If there's a Lich in a cave nearby and your character kills it, then the guy 5 minutes behind you can't kill it again for his quest because it's already dead!
Do not do this. This opens the door to player griefing (moreso if there's a sellable drop on the same enemy).
Personal experience - In Final Fantasy XI I wanted to get the quest item for the Paladin Job, which drops off of a certain ghost that spawns about 5 or 6 times every night. There was someone standing there all day waiting for it to spawn and killing it as soon as it popped up (I suspected botting, but I couldn't prove it). The only way I could get the item was to buy it off the Auction House.
Even if a tradeable item is not involved, there is a subset of players that will abuse the system just to piss others off.
Guild Wars 2 achieves a nice balance with this - there are events and bosses that sometimes appear on the map that you can take out (most of them require a group, but not all, and they scale) but at no point are you required to complete it for a quest. Success/fail of these missions chain into other events triggering - causing a bit of a domino effect.

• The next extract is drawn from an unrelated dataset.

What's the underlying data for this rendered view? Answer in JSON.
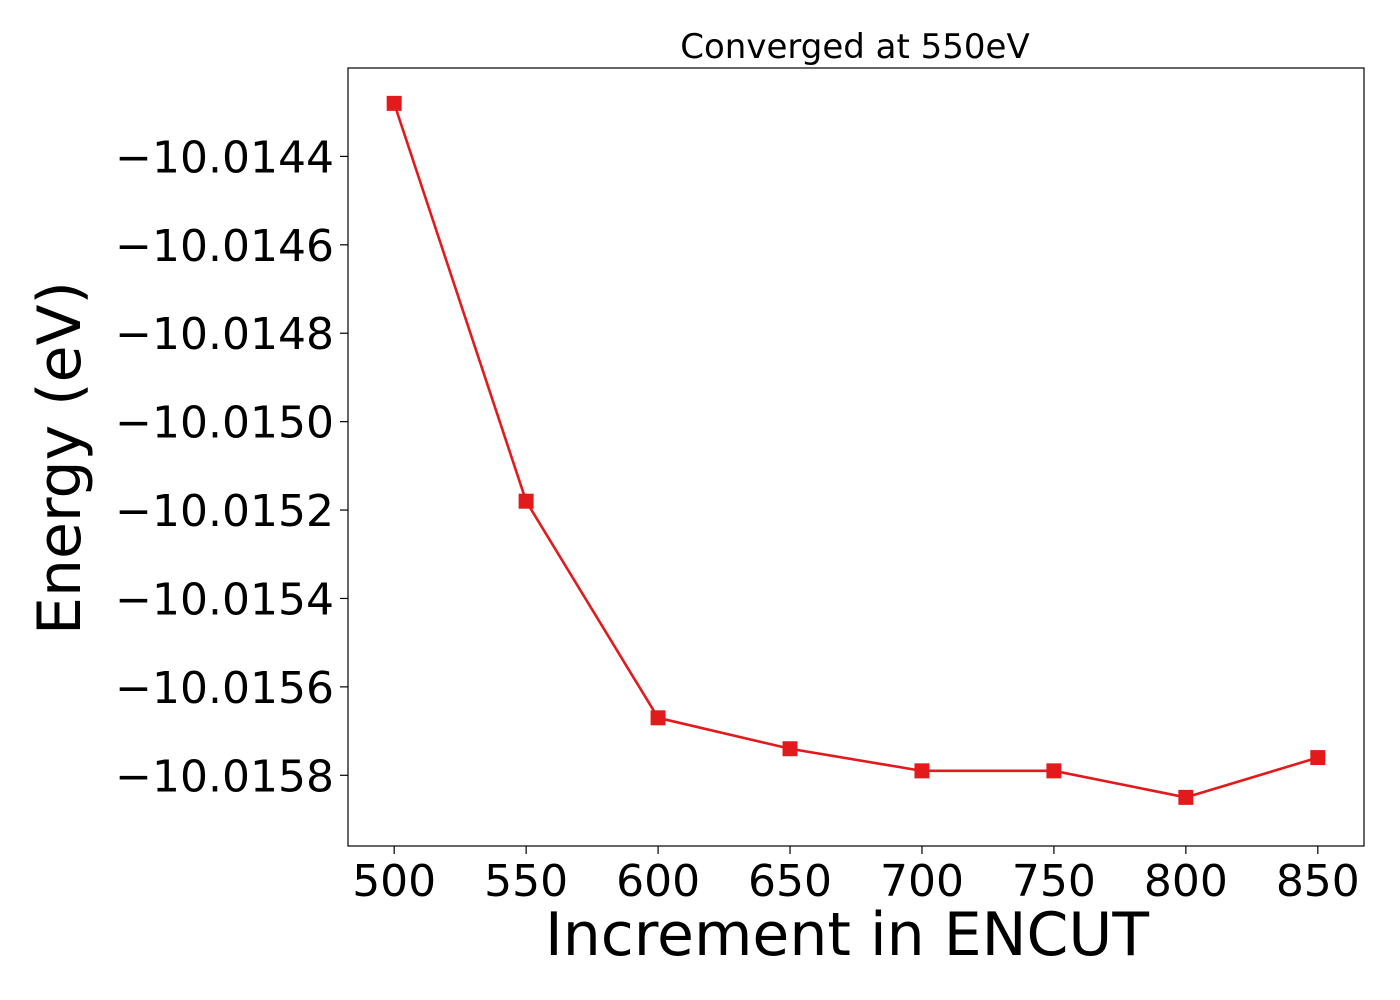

Now granted - the idea of smaller servers that die and start up kind of mitigates this, and there is a market for town/empire building games using this structure;
I remember when Batheo first started, my guild was on the top tier. They start a new server every other week, I think (they are up to 68 servers!) The problem with it is that servers 'die' as players leave - no one wants to join an 'old' server and players leave to join new servers. The business model is based on selling 'perks' in order to build faster or pay to have an advantage - so each new server there are more ways to pay to have an advantage and get ahead before other players do. You can play for free, but you'll lag behind a little unless you spend all day at it (and even then, there are those who pay for the edge AND play all day)
This business model is popular for games developed in China and Korea.
Here is another one that's quite popular;
In this one, you work as part of one of the Three Empires and you can purchase buffs that benefit all players on your team and send armies to capture cities. They are up to 98 servers now (I think they start a new server every 3 weeks or so?)
I haven't seen this model used for an adventure MMO like WOW, but it might be worth checking out games that use something similar to what you are describing and see what is worth improving on.